The part the book describes well and is hard to apply is using the budget as a signal for product, not only operations. When the budget runs out, there must be a policy known to everyone that stops functional deploys. If that isn’t agreed with product beforehand, the conversation becomes impossible in the middle of an incident.
In my experience this agreement works better written as three levels:
- Green: free deploy.
- Amber: deploy only with review and small changes.
- Red: functional freeze until the next period.
Two thresholds, three states, zero ambiguity.
Load management and graceful degradation
The load management chapter is where I deviate most from the book. The patterns described — priority queues, global rate limiters, shedding techniques — are correct but designed for high-traffic massively distributed systems.
What does work for small teams is the idea of graceful degradation: when a subsystem starts failing, you need to have decided ahead of time what the acceptable degraded state is.
- If the secondary database stops responding, the application continues in read-only mode.
- If the recommendation service goes down, the page shows popular content instead of breaking.
These decisions are cheap to implement if taken beforehand, and very expensive in the middle of the incident. The same principle applies to FinOps for AI: having thresholds and responses defined before excessive spend happens.
What we haven’t adopted
Not everything in the Workbook has served us:
- The on-call management chapter with complex rotations, compensation and strict primary-secondary assumes a team of at least six with a budget for shift compensation. In two or three-person teams, the simple policy that whoever deployed on Friday afternoon is the first to be paged works better. No formal compensation, but also no 18:00 Friday deploys.

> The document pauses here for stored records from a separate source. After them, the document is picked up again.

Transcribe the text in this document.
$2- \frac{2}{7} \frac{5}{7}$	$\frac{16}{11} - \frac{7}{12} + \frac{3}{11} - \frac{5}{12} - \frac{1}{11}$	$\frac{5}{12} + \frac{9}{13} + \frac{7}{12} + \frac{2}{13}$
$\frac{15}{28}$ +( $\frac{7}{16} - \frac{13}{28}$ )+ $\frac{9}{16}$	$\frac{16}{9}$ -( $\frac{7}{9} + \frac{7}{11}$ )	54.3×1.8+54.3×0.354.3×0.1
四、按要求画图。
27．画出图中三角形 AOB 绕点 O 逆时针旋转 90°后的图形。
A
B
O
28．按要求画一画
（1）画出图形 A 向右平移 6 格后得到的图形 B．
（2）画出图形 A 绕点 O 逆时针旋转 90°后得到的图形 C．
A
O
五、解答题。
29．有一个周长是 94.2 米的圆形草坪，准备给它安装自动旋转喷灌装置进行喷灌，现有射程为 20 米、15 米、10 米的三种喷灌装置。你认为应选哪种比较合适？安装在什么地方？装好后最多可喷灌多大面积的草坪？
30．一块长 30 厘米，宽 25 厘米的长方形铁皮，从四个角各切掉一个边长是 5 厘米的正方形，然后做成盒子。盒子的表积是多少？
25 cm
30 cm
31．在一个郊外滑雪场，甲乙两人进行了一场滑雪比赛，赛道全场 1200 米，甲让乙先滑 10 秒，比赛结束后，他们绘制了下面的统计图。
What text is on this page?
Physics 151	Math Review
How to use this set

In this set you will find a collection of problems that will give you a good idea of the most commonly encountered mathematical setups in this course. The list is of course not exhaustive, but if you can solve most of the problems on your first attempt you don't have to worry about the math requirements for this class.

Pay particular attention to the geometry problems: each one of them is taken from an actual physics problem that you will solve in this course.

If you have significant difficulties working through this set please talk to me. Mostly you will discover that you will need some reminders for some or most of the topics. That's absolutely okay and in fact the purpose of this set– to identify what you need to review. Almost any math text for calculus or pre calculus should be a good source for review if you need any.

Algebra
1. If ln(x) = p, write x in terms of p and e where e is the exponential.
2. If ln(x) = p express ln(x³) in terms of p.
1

- The quarterly full disaster recovery exercise is too ambitious to sustain. What we do, less ambitious but more sustainable, is a half-hour tabletop monthly: one team member raises a scenario and the others say what they’d do. Nothing actually falls over, but it forces us to review runbooks and find documentation gaps.
When it pays to return to the book
The Workbook stays on the shelf because there are three moments when returning to the index is worth it:
- When someone new joins the team and needs to understand why we measure what we measure.
- When an incident goes badly and the retrospective needs a shared frame.
- When someone from product asks why we can’t deploy faster, and a common language is needed to discuss reliability and velocity.
What the book does better than any other reference is provide vocabulary. Error budget, SLI, SLO, interactive versus asynchronous workload, partial failure. Without that shared vocabulary, reliability meetings collapse into personal impressions.
My recommendation: don’t read it cover to cover. Start with the SLO, postmortem and error budget chapters, apply them for three months, and come back to the book afterwards for the more advanced patterns. Apply the index with respect but not devotion.